More from the report:
Mr. Trump repeatedly sought business in Russia as far back as 1987, when he traveled there to explore building a hotel. He applied for his trademark in the country as early as 1996. And his children and associates have appeared in Moscow over and over in search of joint ventures, meeting with developers and government officials.
During a trip in 2006, Mr. Sater and two of Mr. Trump’s children, Donald Jr. and Ivanka, stayed at the historic Hotel National Moscow across from the Kremlin, connecting with potential partners over the course of several days.
As recently as 2013, Mr. Trump himself was in Moscow. He had sold Russian real estate developers the right to host his Miss Universe pageant that year, and he used the visit as a chance to discuss development deals, writing on Twitter at the time: “TRUMP TOWER-MOSCOW is next.”
As the Russian market opened up in the post-Soviet Union era, Mr. Trump and his partners pursued Russians who were newly flush with cash to buy apartments in Trump Towers in New York and Florida, sales that he boasted about in a 2014 interview. “I know the Russians better than anybody,” Mr. Trump told Michael D’Antonio, a Trump biographer who shared unpublished interview transcripts with The New York Times.
Seeking deals in Russia became part of a broader strategy to expand the Trump brand worldwide. By the mid-2000s, Mr. Trump was transitioning to mostly licensing his name to hotel, condominium and commercial towers rather than building or investing in real estate himself. He discovered that his name was especially attractive in developing countries where the rising rich aspired to the type of ritzy glamour he personified.
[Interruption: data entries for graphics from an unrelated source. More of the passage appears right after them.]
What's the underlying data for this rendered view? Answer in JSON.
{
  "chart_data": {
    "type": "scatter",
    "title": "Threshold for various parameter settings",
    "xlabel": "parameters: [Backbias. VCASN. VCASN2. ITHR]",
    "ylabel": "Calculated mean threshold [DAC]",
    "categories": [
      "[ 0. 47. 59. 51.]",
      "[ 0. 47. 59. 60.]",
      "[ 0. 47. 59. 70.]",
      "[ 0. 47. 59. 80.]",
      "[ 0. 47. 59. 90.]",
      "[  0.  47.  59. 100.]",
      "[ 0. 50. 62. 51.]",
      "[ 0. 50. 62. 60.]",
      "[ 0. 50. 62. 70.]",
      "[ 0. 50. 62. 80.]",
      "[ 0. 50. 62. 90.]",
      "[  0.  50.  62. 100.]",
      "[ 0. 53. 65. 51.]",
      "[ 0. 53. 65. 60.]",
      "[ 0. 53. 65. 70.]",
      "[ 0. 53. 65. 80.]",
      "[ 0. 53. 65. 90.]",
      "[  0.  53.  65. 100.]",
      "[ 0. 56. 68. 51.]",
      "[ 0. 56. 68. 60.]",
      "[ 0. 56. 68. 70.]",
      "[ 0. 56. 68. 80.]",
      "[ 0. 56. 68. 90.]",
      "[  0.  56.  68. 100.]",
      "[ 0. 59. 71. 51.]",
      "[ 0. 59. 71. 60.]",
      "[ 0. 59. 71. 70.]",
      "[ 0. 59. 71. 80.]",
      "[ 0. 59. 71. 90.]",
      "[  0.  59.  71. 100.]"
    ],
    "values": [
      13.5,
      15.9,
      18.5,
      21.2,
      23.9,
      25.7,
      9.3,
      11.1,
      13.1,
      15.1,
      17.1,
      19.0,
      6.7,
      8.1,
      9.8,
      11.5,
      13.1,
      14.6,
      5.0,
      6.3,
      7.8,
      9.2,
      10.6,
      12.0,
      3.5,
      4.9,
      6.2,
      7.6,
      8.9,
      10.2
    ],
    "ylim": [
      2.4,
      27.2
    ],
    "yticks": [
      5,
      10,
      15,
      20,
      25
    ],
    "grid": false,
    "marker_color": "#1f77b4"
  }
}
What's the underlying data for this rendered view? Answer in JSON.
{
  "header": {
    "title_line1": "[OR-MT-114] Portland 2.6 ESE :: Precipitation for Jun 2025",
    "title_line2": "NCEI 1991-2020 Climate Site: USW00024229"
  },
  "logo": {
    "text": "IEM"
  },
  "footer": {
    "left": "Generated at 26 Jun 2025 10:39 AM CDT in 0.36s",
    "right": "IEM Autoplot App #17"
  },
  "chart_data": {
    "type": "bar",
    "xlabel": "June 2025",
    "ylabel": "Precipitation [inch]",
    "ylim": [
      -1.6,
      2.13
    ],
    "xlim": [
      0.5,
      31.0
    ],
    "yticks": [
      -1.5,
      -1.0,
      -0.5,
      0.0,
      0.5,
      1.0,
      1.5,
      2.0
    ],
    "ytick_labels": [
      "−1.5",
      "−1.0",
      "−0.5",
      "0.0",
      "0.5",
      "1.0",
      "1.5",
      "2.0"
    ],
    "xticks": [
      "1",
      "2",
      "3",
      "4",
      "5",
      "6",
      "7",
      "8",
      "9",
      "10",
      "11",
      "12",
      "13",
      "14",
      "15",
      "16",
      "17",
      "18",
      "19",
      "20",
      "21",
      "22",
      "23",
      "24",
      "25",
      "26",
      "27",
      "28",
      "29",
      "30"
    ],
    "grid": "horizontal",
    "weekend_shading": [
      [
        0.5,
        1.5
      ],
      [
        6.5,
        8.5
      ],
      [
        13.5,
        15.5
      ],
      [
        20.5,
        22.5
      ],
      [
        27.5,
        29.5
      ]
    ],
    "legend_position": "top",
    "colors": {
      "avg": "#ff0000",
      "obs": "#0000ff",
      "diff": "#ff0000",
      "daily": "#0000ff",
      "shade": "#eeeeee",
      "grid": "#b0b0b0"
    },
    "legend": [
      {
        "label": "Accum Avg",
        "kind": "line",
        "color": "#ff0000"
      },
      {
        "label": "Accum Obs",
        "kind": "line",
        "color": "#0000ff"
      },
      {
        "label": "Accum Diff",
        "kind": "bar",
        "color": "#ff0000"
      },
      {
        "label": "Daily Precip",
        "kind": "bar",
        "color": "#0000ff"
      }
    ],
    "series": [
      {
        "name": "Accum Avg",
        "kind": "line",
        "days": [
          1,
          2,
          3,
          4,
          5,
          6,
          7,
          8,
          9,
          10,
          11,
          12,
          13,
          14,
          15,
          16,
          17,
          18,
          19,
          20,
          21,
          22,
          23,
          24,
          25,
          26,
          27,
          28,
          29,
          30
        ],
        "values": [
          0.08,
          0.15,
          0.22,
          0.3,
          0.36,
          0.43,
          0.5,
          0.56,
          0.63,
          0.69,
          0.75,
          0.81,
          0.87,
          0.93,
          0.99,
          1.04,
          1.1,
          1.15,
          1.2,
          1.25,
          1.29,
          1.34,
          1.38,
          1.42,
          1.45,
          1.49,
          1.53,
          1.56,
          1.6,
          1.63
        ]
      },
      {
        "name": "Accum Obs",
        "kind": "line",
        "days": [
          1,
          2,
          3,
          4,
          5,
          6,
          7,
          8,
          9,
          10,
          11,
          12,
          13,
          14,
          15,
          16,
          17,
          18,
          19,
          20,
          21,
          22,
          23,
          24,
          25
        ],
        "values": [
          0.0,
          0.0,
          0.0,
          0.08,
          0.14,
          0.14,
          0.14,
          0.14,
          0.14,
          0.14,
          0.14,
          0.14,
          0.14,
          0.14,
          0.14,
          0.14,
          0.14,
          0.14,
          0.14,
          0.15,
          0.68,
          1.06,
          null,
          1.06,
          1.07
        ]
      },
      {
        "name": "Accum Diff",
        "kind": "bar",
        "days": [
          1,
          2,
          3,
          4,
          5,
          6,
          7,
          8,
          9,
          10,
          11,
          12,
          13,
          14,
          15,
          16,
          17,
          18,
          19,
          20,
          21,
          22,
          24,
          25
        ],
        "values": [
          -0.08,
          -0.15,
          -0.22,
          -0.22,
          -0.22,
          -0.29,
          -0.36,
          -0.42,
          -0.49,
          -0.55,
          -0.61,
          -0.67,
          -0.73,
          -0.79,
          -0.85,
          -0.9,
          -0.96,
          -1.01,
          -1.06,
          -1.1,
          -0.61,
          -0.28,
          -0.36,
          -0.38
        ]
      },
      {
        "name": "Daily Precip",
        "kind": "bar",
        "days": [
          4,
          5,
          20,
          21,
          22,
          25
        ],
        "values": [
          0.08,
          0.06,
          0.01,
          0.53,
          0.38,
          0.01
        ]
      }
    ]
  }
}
Trump’s history of seeking business in the country that helped him win last year’s election is well-documented, but that didn’t stop him from blatantly lying about it at last week’s disaster of a press conference.
“I have no dealings with Russia,” Trump said, adding: “I have no deals that could happen in Russia because we’ve stayed away.”
While Trump is right that none of his deals ever broke through in Russia, it’s only because his repeated efforts – which the New York Times outlined in the report – failed.
So not only has Trump been soft on Putin and Russia since he began his presidential campaign; he also has a decades-long history of trying to plant financial roots in the country, despite his latest lie claiming otherwise.
With just days until he is sworn in as the 45th President of the United States, Trump’s Russia problems continue to get worse.